Air ke 1 |
Air ke 2 |
Air ke 3 |
Caping Gunung Indonesia - Ritual Ruwat Sukerta atau membersihkan diri dari nasib sial digelar setiap awal bulan Suro di Pendopo Agung, Trowulan, Mojokerto. Air yang digunakan adalah 7 jenis air suci yang bersumber dari 7 petirtaan situs Majapahit.

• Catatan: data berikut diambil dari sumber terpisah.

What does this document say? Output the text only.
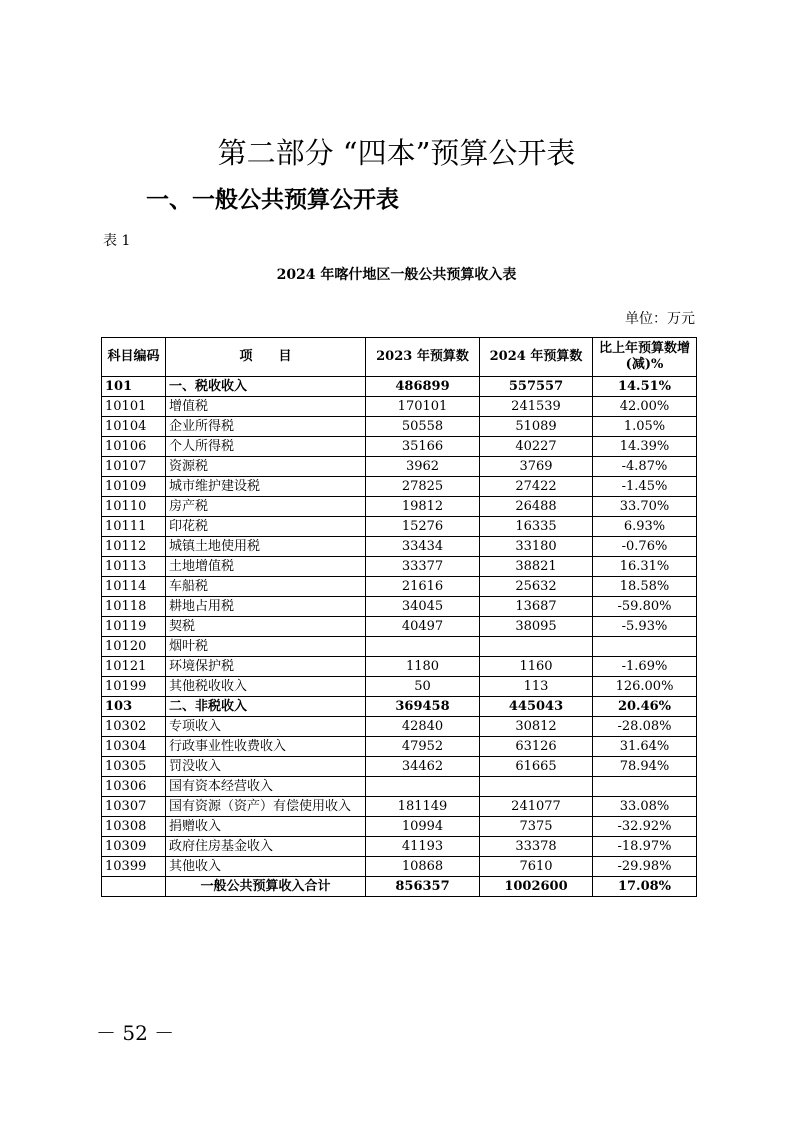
第二部分 “四本”预算公开表
一、一般公共预算公开表
表 1
2024 年喀什地区一般公共预算收入表
单位：万元
科目编码	项　　目	2023 年预算数	2024 年预算数	比上年预算数增(减)%
101	一、税收收入	486899	557557	14.51%
10101	增值税	170101	241539	42.00%
10104	企业所得税	50558	51089	1.05%
10106	个人所得税	35166	40227	14.39%
10107	资源税	3962	3769	-4.87%
10109	城市维护建设税	27825	27422	-1.45%
10110	房产税	19812	26488	33.70%
10111	印花税	15276	16335	6.93%
10112	城镇土地使用税	33434	33180	-0.76%
10113	土地增值税	33377	38821	16.31%
10114	车船税	21616	25632	18.58%
10118	耕地占用税	34045	13687	-59.80%
10119	契税	40497	38095	-5.93%
10120	烟叶税			
10121	环境保护税	1180	1160	-1.69%
10199	其他税收收入	50	113	126.00%
103	二、非税收入	369458	445043	20.46%
10302	专项收入	42840	30812	-28.08%
10304	行政事业性收费收入	47952	63126	31.64%
10305	罚没收入	34462	61665	78.94%
10306	国有资本经营收入			
10307	国有资源（资产）有偿使用收入	181149	241077	33.08%
10308	捐赠收入	10994	7375	-32.92%
10309	政府住房基金收入	41193	33378	-18.97%
10399	其他收入	10868	7610	-29.98%
	一般公共预算收入合计	856357	1002600	17.08%
－ 52 －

Pemangku adat dari Pusat Lembaga Kebudayaan Jawa (PLKJ) Koordinator Jawa-Bali yang memimpin ritual Ruwat Sukerta, Ki Wiro Kadek Wongso Jumerek mengatakan, ada 7 macam air suci yang selalu dipakai untuk ritual siraman tersebut. Yakni air kelapa, air laut tawar, air hujan, embun, sumber tempur, air sendang, serta air sumber dari 7 petirtaan situs Majapahit.
"Yang pertama air kelapa yang kami ambil di Ujung Galuh, Pantai Kenjeran, Surabaya, lokasi itu sebagai pintu masuk ke Keraton Majapahit. Air kelapa kan bersumber dari sari-sari bumi yang naik ke atas, tidak ada kotorannya sama sekali, itu yang disebut air suci. Saya mengambil sendiri dan tidak boleh jatuh ke tanah," kata Kadek kepada detikcom usai acara Ruwat Sukerta 1949 Saka, Jumat (16/10/2015).
Air suci ke dua, menurut Kadek diambil dari Pantai Ngobaran, Gunung Kidul, Yogyakarta dan Petirtaan Panglukan di Bali. Ternyata dibutuhkan ritual khusus untuk mengambil air laut yang tawar itu. Pasalnya, kedua lokasi itu dipercaya sebagai tempat bertapa Raja Brawijaya.
"Ada ritualnya berupa doa dan sesaji, kami permisi ke arwah para leluhur di sekitar situ, mengambilnya pun ada tata kramanya, harus pakai gayung. Di tempat itu dulu Raja Brawijaya bertapa saat akan memeberikan tahta kepada anaknya," ujarnya.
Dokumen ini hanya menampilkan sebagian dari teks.